JERUSALEM: Israel’s vital tech sector, dragged down by the war in Gaza, is showing early signs of recovery, buoyed by a surge in defense innovation and fresh investment momentum.
Cutting-edge technologies represent 17 percent of the country’s GDP, 11.5 percent of jobs and 57 percent of exports, according to the latest available data from the Israel Innovation Authority (IIA), published in September 2025.
But like the rest of the economy, the sector was not spared the knock-on effects of the war, which began in October 2023 and led to staffing shortages and skittishness from would-be backers.
Now, with a ceasefire largely holding in Gaza since October, Israel’s appeal is gradually returning, as illustrated in mid-December, when US chip giant Nvidia announced it would create a massive research and development center in the north that could host up to 10,000 employees.
“Investors are coming to Israel nonstop,” Prime Minister Benjamin Netanyahu said at the time.
After the war, the recovery can’t come soon enough.
“High-tech companies had to overcome massive staffing cuts, because 15 to 20 percent of employees, and sometimes more, were called up” to the front as reservists, IIA director Dror Bin told AFP.
To make matters worse, in late 2023 and 2024, “air traffic, a crucial element of this globalized sector, was suspended, and foreign investors froze everything while waiting to see what would happen,” he added.
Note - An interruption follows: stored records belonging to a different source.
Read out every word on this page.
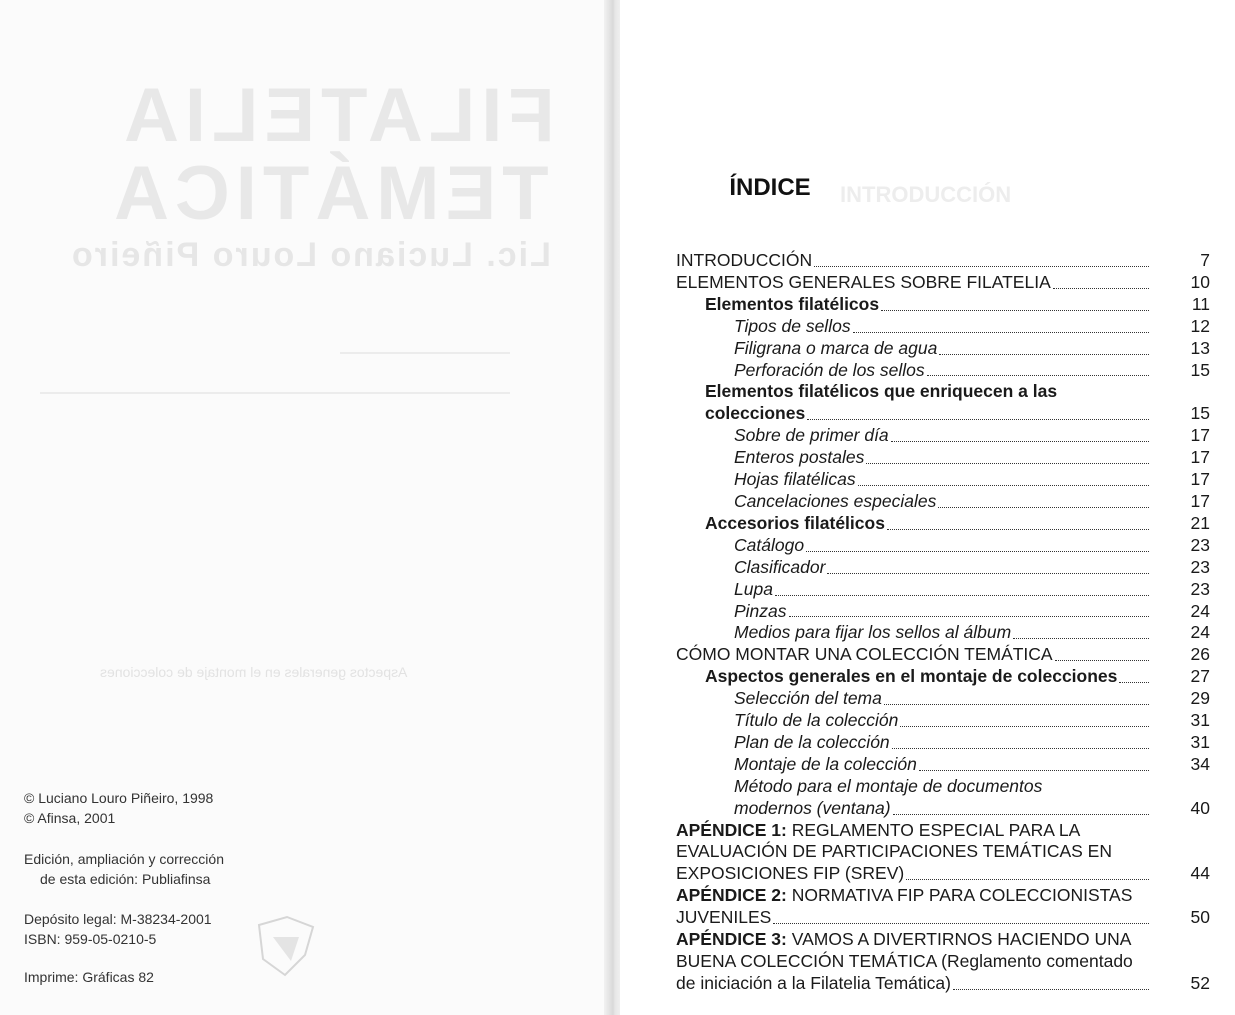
FILATELIA
TEMÁTICA
Lic. Luciano Louro Piñeiro
Aspectos generales en el montaje de colecciones
© Luciano Louro Piñeiro, 1998
© Afinsa, 2001
Edición, ampliación y corrección
de esta edición: Publiafinsa
Depósito legal: M-38234-2001
ISBN: 959-05-0210-5
Imprime: Gráficas 82
INTRODUCCIÓN
ÍNDICE
INTRODUCCIÓN	7
ELEMENTOS GENERALES SOBRE FILATELIA	10
Elementos filatélicos	11
Tipos de sellos	12
Filigrana o marca de agua	13
Perforación de los sellos	15
Elementos filatélicos que enriquecen a las
colecciones	15
Sobre de primer día	17
Enteros postales	17
Hojas filatélicas	17
Cancelaciones especiales	17
Accesorios filatélicos	21
Catálogo	23
Clasificador	23
Lupa	23
Pinzas	24
Medios para fijar los sellos al álbum	24
CÓMO MONTAR UNA COLECCIÓN TEMÁTICA	26
Aspectos generales en el montaje de colecciones	27
Selección del tema	29
Título de la colección	31
Plan de la colección	31
Montaje de la colección	34
Método para el montaje de documentos
modernos (ventana)	40
APÉNDICE 1: REGLAMENTO ESPECIAL PARA LA
EVALUACIÓN DE PARTICIPACIONES TEMÁTICAS EN
EXPOSICIONES FIP (SREV)	44
APÉNDICE 2: NORMATIVA FIP PARA COLECCIONISTAS
JUVENILES	50
APÉNDICE 3: VAMOS A DIVERTIRNOS HACIENDO UNA
BUENA COLECCIÓN TEMÁTICA (Reglamento comentado
de iniciación a la Filatelia Temática)	52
The war also sparked a brain drain in Israel.
Between October 2023 and July 2024, about 8,300 employees in advanced technologies left the country for a year or more, according to an IIA report published in April 2025.
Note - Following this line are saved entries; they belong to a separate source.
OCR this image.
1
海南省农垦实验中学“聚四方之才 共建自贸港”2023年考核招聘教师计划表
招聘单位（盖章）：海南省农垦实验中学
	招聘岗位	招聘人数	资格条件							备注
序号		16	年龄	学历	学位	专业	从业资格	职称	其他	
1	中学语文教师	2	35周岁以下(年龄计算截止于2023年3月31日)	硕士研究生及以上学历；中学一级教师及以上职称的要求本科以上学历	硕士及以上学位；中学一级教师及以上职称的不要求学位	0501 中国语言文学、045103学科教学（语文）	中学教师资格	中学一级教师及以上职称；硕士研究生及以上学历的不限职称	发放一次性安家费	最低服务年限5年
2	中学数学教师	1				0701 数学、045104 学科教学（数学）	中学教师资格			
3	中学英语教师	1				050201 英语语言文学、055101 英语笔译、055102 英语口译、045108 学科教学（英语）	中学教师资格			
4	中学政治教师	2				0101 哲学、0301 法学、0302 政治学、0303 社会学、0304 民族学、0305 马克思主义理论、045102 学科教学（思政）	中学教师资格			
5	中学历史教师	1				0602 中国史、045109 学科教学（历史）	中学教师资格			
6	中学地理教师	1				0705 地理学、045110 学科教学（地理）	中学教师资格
The figure represents around 2.1 percent of the sector’s workforce.
The report did not specify how many employees left Israel to work for foreign companies versus Israeli firms based abroad, or how many have since returned to Israel.

- Rise in defense startups -

In 2023, the tech sector far outpaced GDP growth, increasing by 13.7 percent compared to 1.8 percent for GDP.
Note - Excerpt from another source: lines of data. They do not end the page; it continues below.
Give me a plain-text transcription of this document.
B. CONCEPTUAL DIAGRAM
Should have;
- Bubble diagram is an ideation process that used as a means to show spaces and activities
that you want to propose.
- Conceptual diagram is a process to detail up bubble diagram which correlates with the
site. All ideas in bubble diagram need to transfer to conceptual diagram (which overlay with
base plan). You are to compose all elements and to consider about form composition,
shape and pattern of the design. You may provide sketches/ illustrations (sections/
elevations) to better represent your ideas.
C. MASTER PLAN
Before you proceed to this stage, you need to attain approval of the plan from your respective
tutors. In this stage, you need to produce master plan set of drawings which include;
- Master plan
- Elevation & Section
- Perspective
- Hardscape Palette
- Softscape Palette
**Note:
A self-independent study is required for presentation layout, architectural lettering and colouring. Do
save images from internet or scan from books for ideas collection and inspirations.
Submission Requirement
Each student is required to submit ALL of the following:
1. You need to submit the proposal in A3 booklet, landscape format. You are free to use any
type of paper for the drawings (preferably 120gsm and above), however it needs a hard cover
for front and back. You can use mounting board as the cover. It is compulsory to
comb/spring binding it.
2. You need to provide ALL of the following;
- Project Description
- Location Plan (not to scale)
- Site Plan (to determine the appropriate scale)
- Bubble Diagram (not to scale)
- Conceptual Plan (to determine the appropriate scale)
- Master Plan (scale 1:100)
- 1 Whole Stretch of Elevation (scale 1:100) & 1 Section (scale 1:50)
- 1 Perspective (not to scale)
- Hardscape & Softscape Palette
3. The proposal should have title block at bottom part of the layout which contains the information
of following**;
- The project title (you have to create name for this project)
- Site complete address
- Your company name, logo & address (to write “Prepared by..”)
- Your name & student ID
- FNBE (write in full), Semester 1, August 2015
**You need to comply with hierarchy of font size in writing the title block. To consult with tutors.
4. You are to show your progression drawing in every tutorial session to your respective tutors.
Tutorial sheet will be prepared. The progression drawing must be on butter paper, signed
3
But the sector’s output stagnated in 2024 and 2025, according to IIA figures.
Industry professionals now believe the industry is turning a corner.
Israeli high-tech companies raised $15.6 billion in private funding in 2025, up from $12.2 billion in 2024, according to preliminary figures published in December by Startup Nation Central (SNC), a non-profit organization that promotes Israeli innovation.
Deep tech — innovation based on major scientific or engineering advances such as artificial intelligence, biotech and quantum computing — returned in 2025 to its pre-2021 levels, according to the IIA.
The year 2021 is considered a historic peak for Israeli tech.
The past two years have also seen a surge in Israeli defense technologies, with the military engaged on several fronts from Lebanon and Syria to Iran, Yemen, Gaza and the occupied West Bank.
Between July 2024 and April 2025, the number of startups in the defense sector nearly doubled, from 160 to 312, according to SNC.
Of the more than 300 emerging companies collaborating with the research and development department of Israel’s defense ministry, “over 130 joined our operations during the war,” Director General Amir Baram said in December.
Until then, the ministry had primarily sourced from Israel’s large defense firms, said Menahem Landau, head of Caveret Ventures, a defense tech investment company.
But he said the war pushed the ministry “to accept products that were not necessarily fully finished and tested, coming from startups.”
“Defense-related technologies have replaced cybersecurity as the most in-demand high-tech sector,” the reserve lieutenant colonel explained.
“Not only in Israel but worldwide, due to the war between Russia and Ukraine and tensions with China.”